As usual it is a good idea to plot the data so that we can better see the manner in which the different groups are distributed.

boxplot(WeightLoss ~ Diet)

“Weightloss” is the quantitative variable and “Diet” is the grouping variable, so the above code is read “create a boxplot of weightloss broken down by diet”. We can see already that diets “A” and “B” are very similar, diet “C” shows the greatest weight loss and diet “D” is intermediate. The ANOVA will tell us if there is a satistically significant difference between any of the groups.

The “aov” command is used to perform the analysis (technically called a one way analysis of variance). As there is only one dependent variable (WeightLoss) and one independent variable (Diet), the commands in R are quite simple. Note that I chose to store the results in a variable called ANOVA1.

ANOVA1 <- aov(WeightLoss ~ Diet)

Running the analysis does not produce any visible output, so we should use the “summary” command to generate the ANOVA table.

summary( ANOVA1)
##             Df Sum Sq Mean Sq F value  Pr(>F)   
## Diet         3  97.33   32.44   6.118 0.00113 **
## Residuals   56 296.99    5.30                   
## ---
## Signif. codes:  0 '***' 0.001 '**' 0.01 '*' 0.05 '.' 0.1 ' ' 1

There is a lot of information contained in the summary table but the probability associated with the F test is of most iterest to us. The probability associated with this overall F test is 0.00113, which is less than our critical probability of 0.05, allowing us to reject our null hypothesis. That means there is at least one group that differs from at least one other group, but it does not tell us where that difference is to be found. We need to perform additional tests to determine this. There are several techniques available to perform a post hoc (after the fact) analysis but one of the most often used is the Tukey HSD test. We perform the Tukey on the results of our ANOVA (i.e., on the information in ANOVA1).

TukeyHSD(ANOVA1)
##   Tukey multiple comparisons of means
##     95% family-wise confidence level
## 
## Fit: aov(formula = WeightLoss ~ Diet)
## 
## $Diet
##           diff        lwr       upr     p adj
## B-A -0.2733333 -2.4999391 1.9532725 0.9880087
## C-A  2.9333333  0.7067275 5.1599391 0.0051336
## D-A  1.3600000 -0.8666058 3.5866058 0.3773706
## C-B  3.2066667  0.9800609 5.4332725 0.0019015
## D-B  1.6333333 -0.5932725 3.8599391 0.2224287
## D-C -1.5733333 -3.7999391 0.6532725 0.2521236

As you can see, the Tukey gives us a lot of information. Column 1 (on the left) tells us which two groups are being compared. Column two provides the difference between the means for the two groups in the comparison. Columns three and four give the lower and upper limits of the 95% confidence interval for the differene between the two means. Column 5, on the right provides the probability associated with the coparison undr consideration. As usual, we are looking for a probability less than or equal to 0.05. We can see in this case that comparisons C-A and C-B have probability values lower than 0.05. Diet C, therefore, is different from both diet A and Diet B. None of the comparisons involving Diet D are statistically significant.

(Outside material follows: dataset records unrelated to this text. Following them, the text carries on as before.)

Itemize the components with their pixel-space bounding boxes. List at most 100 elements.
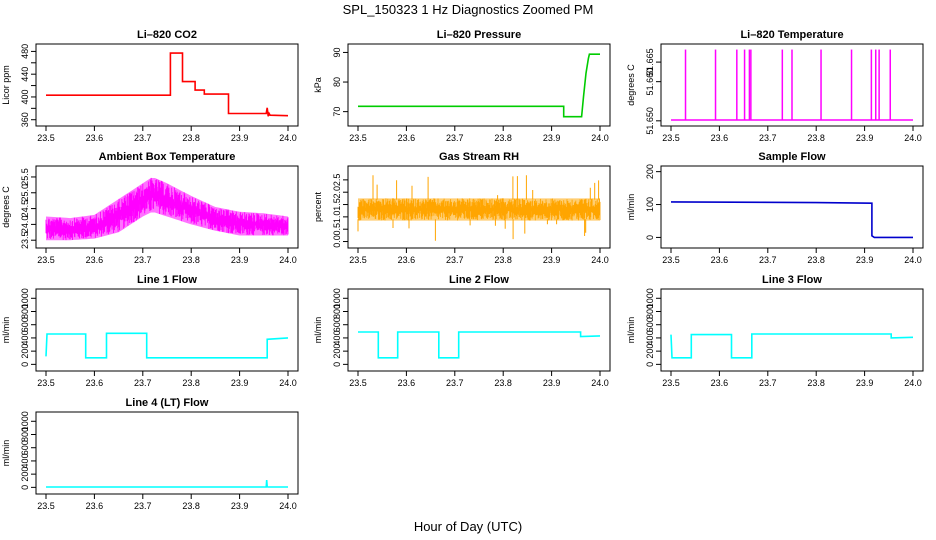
plot-frame bbox=[35, 288, 299, 372]
panel-8: Line 2 Flow ml/min 23.5 23.6 23.7 23.8 23.9 24.… bbox=[313, 274, 611, 388]
panel-title: Line 1 Flow bbox=[137, 274, 197, 286]
x-tick-label: 23.7 bbox=[134, 378, 152, 388]
y-tick-label: 90 bbox=[332, 47, 342, 57]
panel-3: Li–820 Temperature degrees C 23.5 23.6 23.7 2… bbox=[626, 29, 924, 143]
y-tick-label: 0 bbox=[332, 362, 342, 367]
panel-4: Ambient Box Temperature degrees C 23.5 23.6… bbox=[1, 151, 299, 265]
y-tick-label: 0 bbox=[645, 362, 655, 367]
x-tick-label: 23.5 bbox=[37, 255, 55, 265]
x-tick-label: 24.0 bbox=[591, 255, 609, 265]
plot-frame bbox=[660, 165, 924, 249]
x-tick-label: 23.7 bbox=[759, 378, 777, 388]
y-tick-label: 600 bbox=[20, 317, 30, 332]
plot-data bbox=[46, 52, 289, 117]
x-tick-label: 24.0 bbox=[904, 378, 922, 388]
panel-title: Li–820 Pressure bbox=[437, 29, 521, 41]
y-tick-label: 1.0 bbox=[332, 211, 342, 224]
plot-data bbox=[358, 331, 601, 359]
y-tick-label: 2.0 bbox=[332, 186, 342, 199]
y-tick-label: 200 bbox=[332, 344, 342, 359]
panel-ylabel: degrees C bbox=[1, 186, 11, 228]
x-tick-label: 23.6 bbox=[86, 133, 104, 143]
x-tick-label: 23.8 bbox=[807, 255, 825, 265]
x-tick-label: 23.5 bbox=[37, 501, 55, 511]
plot-data bbox=[357, 175, 601, 241]
x-tick-label: 23.8 bbox=[182, 501, 200, 511]
y-tick-label: 1000 bbox=[332, 288, 342, 308]
y-tick-label: 0 bbox=[645, 235, 655, 240]
y-tick-label: 70 bbox=[332, 107, 342, 117]
x-tick-label: 23.5 bbox=[349, 133, 367, 143]
plot-frame bbox=[347, 288, 611, 372]
y-tick-label: 600 bbox=[332, 317, 342, 332]
plot-data bbox=[670, 201, 913, 239]
x-tick-label: 23.7 bbox=[446, 255, 464, 265]
y-tick-label: 600 bbox=[645, 317, 655, 332]
x-tick-label: 23.7 bbox=[134, 133, 152, 143]
series-line bbox=[46, 52, 289, 117]
plot-frame bbox=[660, 43, 924, 127]
series-noise bbox=[45, 177, 289, 241]
plot-data bbox=[358, 53, 600, 118]
x-tick-label: 23.9 bbox=[856, 255, 874, 265]
y-tick-label: 440 bbox=[20, 67, 30, 82]
y-tick-label: 800 bbox=[332, 304, 342, 319]
x-tick-label: 23.6 bbox=[86, 378, 104, 388]
plot-data bbox=[45, 332, 289, 359]
panel-ylabel: kPa bbox=[313, 77, 323, 93]
x-tick-label: 23.8 bbox=[182, 133, 200, 143]
panel-6: Sample Flow ml/min 23.5 23.6 23.7 23.8 23.9 24.… bbox=[626, 151, 924, 265]
y-tick-label: 25.0 bbox=[20, 184, 30, 202]
series-line bbox=[46, 480, 288, 488]
x-tick-label: 24.0 bbox=[591, 378, 609, 388]
y-tick-label: 1000 bbox=[20, 411, 30, 431]
panel-title: Line 3 Flow bbox=[762, 274, 822, 286]
x-tick-label: 23.5 bbox=[349, 378, 367, 388]
x-tick-label: 23.7 bbox=[446, 133, 464, 143]
x-tick-label: 23.5 bbox=[662, 378, 680, 388]
x-tick-label: 23.6 bbox=[398, 133, 416, 143]
x-tick-label: 23.6 bbox=[711, 255, 729, 265]
y-tick-label: 1.5 bbox=[332, 198, 342, 211]
x-tick-label: 23.9 bbox=[231, 501, 249, 511]
panel-9: Line 3 Flow ml/min 23.5 23.6 23.7 23.8 23.9 24.… bbox=[626, 274, 924, 388]
x-tick-label: 24.0 bbox=[904, 133, 922, 143]
y-tick-label: 24.5 bbox=[20, 200, 30, 218]
panel-ylabel: Licor ppm bbox=[1, 65, 11, 105]
x-tick-label: 23.8 bbox=[494, 133, 512, 143]
x-tick-label: 23.5 bbox=[37, 378, 55, 388]
y-tick-label: 51.660 bbox=[645, 68, 655, 96]
panel-ylabel: ml/min bbox=[626, 194, 636, 221]
panel-2: Li–820 Pressure kPa 23.5 23.6 23.7 23.8 23.9 24… bbox=[313, 29, 611, 143]
panel-title: Gas Stream RH bbox=[439, 151, 519, 163]
panels: Li–820 CO2 Licor ppm 23.5 23.6 23.7 23.8 23.9 2… bbox=[1, 29, 924, 511]
y-tick-label: 25.5 bbox=[20, 168, 30, 186]
x-tick-label: 23.6 bbox=[86, 501, 104, 511]
panel-ylabel: ml/min bbox=[1, 440, 11, 467]
x-tick-label: 23.6 bbox=[398, 255, 416, 265]
x-tick-label: 23.5 bbox=[37, 133, 55, 143]
plot-frame bbox=[35, 411, 299, 495]
series-line bbox=[670, 201, 913, 239]
y-tick-label: 51.650 bbox=[645, 107, 655, 135]
x-tick-label: 23.8 bbox=[494, 378, 512, 388]
y-tick-label: 200 bbox=[20, 467, 30, 482]
panel-ylabel: percent bbox=[313, 191, 323, 222]
y-tick-label: 24.0 bbox=[20, 216, 30, 234]
y-tick-label: 0 bbox=[20, 362, 30, 367]
x-tick-label: 23.7 bbox=[134, 501, 152, 511]
y-tick-label: 400 bbox=[20, 330, 30, 345]
y-tick-label: 400 bbox=[20, 89, 30, 104]
y-tick-label: 100 bbox=[645, 197, 655, 212]
x-tick-label: 23.9 bbox=[231, 378, 249, 388]
x-tick-label: 24.0 bbox=[279, 133, 297, 143]
x-tick-label: 23.9 bbox=[543, 378, 561, 388]
plot-frame bbox=[660, 288, 924, 372]
x-tick-label: 23.8 bbox=[182, 255, 200, 265]
panel-ylabel: degrees C bbox=[626, 64, 636, 106]
y-tick-label: 51.665 bbox=[645, 48, 655, 76]
x-tick-label: 24.0 bbox=[279, 255, 297, 265]
y-tick-label: 200 bbox=[645, 344, 655, 359]
panel-7: Line 1 Flow ml/min 23.5 23.6 23.7 23.8 23.9 24.… bbox=[1, 274, 299, 388]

A visual representation of the Tukey results can be obtained as follows:

plot(TukeyHSD(ANOVA1))

This plot is a graphic depiction of the 95% confidence interevals for the Tukey results. Those bars that do not cross the zero point are the comparisond that are significalt at the 0.05 level.

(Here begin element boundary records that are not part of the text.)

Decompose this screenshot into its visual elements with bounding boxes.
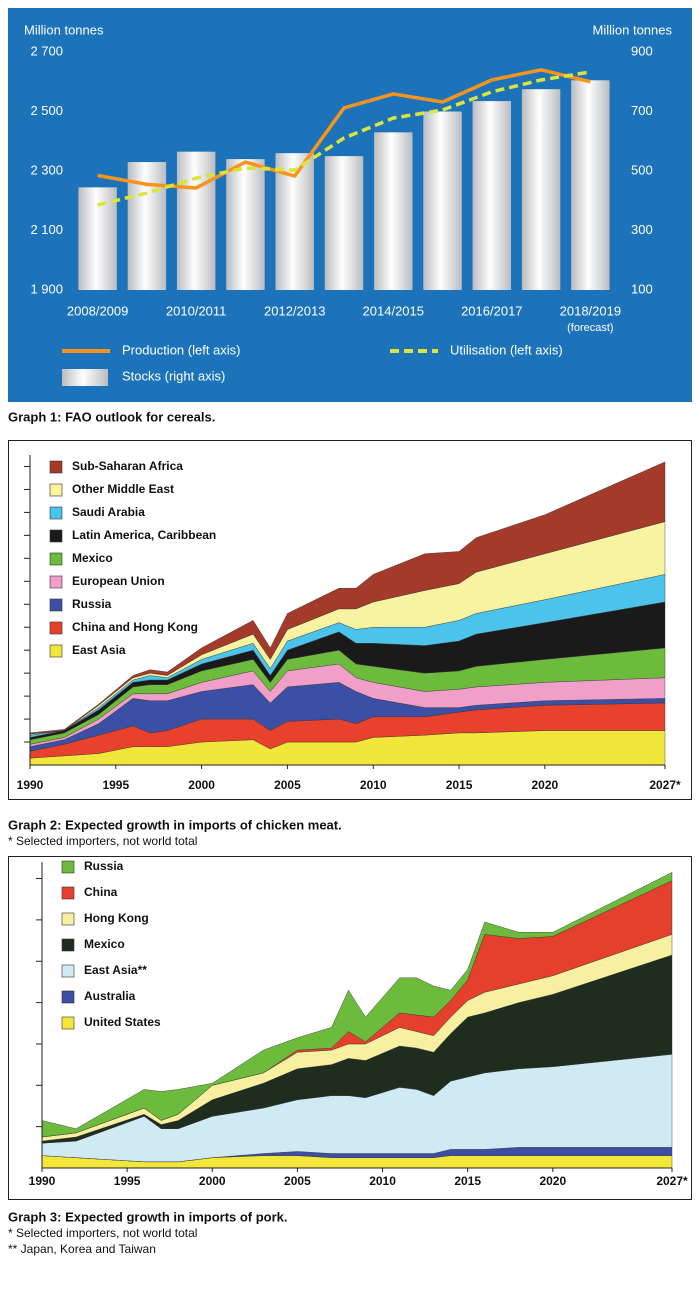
legend-label: European Union xyxy=(72,574,165,588)
legend-label: Mexico xyxy=(84,937,125,951)
x-tick-label: 2015 xyxy=(454,1174,481,1188)
legend-swatch xyxy=(49,529,63,543)
x-tick-label: 2008/2009 xyxy=(67,303,128,318)
x-tick-label: 2016/2017 xyxy=(461,303,522,318)
legend-swatch xyxy=(61,938,75,952)
x-tick-label: 2010 xyxy=(369,1174,396,1188)
legend-swatch xyxy=(61,964,75,978)
legend-swatch xyxy=(61,860,75,874)
bar xyxy=(374,132,413,290)
x-tick-label: 2015 xyxy=(446,778,473,792)
legend-label: Utilisation (left axis) xyxy=(450,342,563,357)
x-tick-label: 2018/2019 xyxy=(560,303,621,318)
y-tick-label: 2 100 xyxy=(30,222,63,237)
x-tick-label: 1995 xyxy=(102,778,129,792)
y2-tick-label: 300 xyxy=(631,222,653,237)
legend-label: Latin America, Caribbean xyxy=(72,528,216,542)
legend-swatch xyxy=(61,886,75,900)
legend-label: Russia xyxy=(72,597,112,611)
legend-swatch xyxy=(49,483,63,497)
x-tick-label: 2012/2013 xyxy=(264,303,325,318)
x-tick-label: 2014/2015 xyxy=(363,303,424,318)
legend-label: East Asia xyxy=(72,643,126,657)
y2-axis-label: Million tonnes xyxy=(593,22,673,37)
legend-label: Sub-Saharan Africa xyxy=(72,459,183,473)
legend-label: Hong Kong xyxy=(84,911,149,925)
legend-swatch xyxy=(61,990,75,1004)
legend-label: China xyxy=(84,885,118,899)
bar xyxy=(78,187,117,290)
x-tick-label: 2005 xyxy=(274,778,301,792)
note: * Selected importers, not world total xyxy=(8,1226,197,1240)
bar xyxy=(571,80,610,290)
legend-label: East Asia** xyxy=(84,963,147,977)
legend-swatch xyxy=(61,912,75,926)
legend-swatch xyxy=(49,460,63,474)
x-tick-label: 2000 xyxy=(199,1174,226,1188)
legend-label: Production (left axis) xyxy=(122,342,241,357)
legend-swatch xyxy=(49,506,63,520)
legend-swatch xyxy=(49,552,63,566)
x-tick-label: 2005 xyxy=(284,1174,311,1188)
x-tick-label: 1990 xyxy=(29,1174,56,1188)
x-tick-label: 1990 xyxy=(17,778,44,792)
y-tick-label: 1 900 xyxy=(30,281,63,296)
bar xyxy=(176,151,216,290)
area xyxy=(29,461,666,735)
y2-tick-label: 900 xyxy=(631,43,653,58)
bar xyxy=(226,159,265,290)
caption: Graph 3: Expected growth in imports of p… xyxy=(8,1209,288,1224)
note: ** Japan, Korea and Taiwan xyxy=(8,1242,156,1256)
y-tick-label: 2 700 xyxy=(30,43,63,58)
legend-swatch xyxy=(49,644,63,658)
y2-tick-label: 500 xyxy=(631,162,653,177)
x-tick-label: 1995 xyxy=(114,1174,141,1188)
legend-swatch xyxy=(49,575,63,589)
legend-label: China and Hong Kong xyxy=(72,620,198,634)
bar xyxy=(324,156,364,290)
legend-swatch xyxy=(62,369,108,386)
note: * Selected importers, not world total xyxy=(8,834,197,848)
bar xyxy=(472,101,512,291)
x-tick-label: 2020 xyxy=(539,1174,566,1188)
y-tick-label: 2 300 xyxy=(30,162,63,177)
legend-label: United States xyxy=(84,1015,161,1029)
legend-swatch xyxy=(49,598,63,612)
area xyxy=(41,872,673,1138)
x-tick-label: 2027* xyxy=(656,1174,688,1188)
legend-label: Russia xyxy=(84,859,124,873)
y2-tick-label: 100 xyxy=(631,281,653,296)
x-tick-label: 2000 xyxy=(188,778,215,792)
x-tick-label: 2027* xyxy=(649,778,681,792)
x-tick-label: 2010 xyxy=(360,778,387,792)
y2-tick-label: 700 xyxy=(631,103,653,118)
annotation: (forecast) xyxy=(567,322,613,334)
legend-label: Mexico xyxy=(72,551,113,565)
y-axis-label: Million tonnes xyxy=(24,22,104,37)
y-tick-label: 2 500 xyxy=(30,103,63,118)
caption: Graph 2: Expected growth in imports of c… xyxy=(8,817,342,832)
legend-label: Other Middle East xyxy=(72,482,174,496)
legend-label: Australia xyxy=(84,989,136,1003)
line xyxy=(97,70,591,207)
line xyxy=(97,68,591,190)
legend-swatch xyxy=(61,1016,75,1030)
x-tick-label: 2020 xyxy=(532,778,559,792)
bar xyxy=(423,111,462,290)
legend-label: Stocks (right axis) xyxy=(122,368,225,383)
x-tick-label: 2010/2011 xyxy=(166,303,227,318)
legend-swatch xyxy=(49,621,63,635)
bar xyxy=(521,89,561,290)
caption: Graph 1: FAO outlook for cereals. xyxy=(8,409,215,424)
legend-label: Saudi Arabia xyxy=(72,505,145,519)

Finally, if the assumptions of the ANOVA are not met, we might choose to perform a Kruskal-Wallis test. (See Crib Sheet U1)

Note: In order to obtain summary statistics for variables in an ANOVA design it is often helpful to subset the data using square brackets [ ]. Typical code looks like this: mean(WeightLoss[Diet == “A”]). This code would give us the average weight loss for only those individuals who followed diet A.

mean(WeightLoss[Diet == "A"])
## [1] 9.18

Similarly, sd(WeightLoss[Diet == “B”]) would give us the standard deviation of the variable WeightLoss for only those subjects who followed diet B.

sd(WeightLoss[Diet == "B"])
## [1] 2.781949

The operator “==” in those code samples means “is exactly equal to” and tells R to use only those WeightLoss observations which have specific value for the independent variable Diet.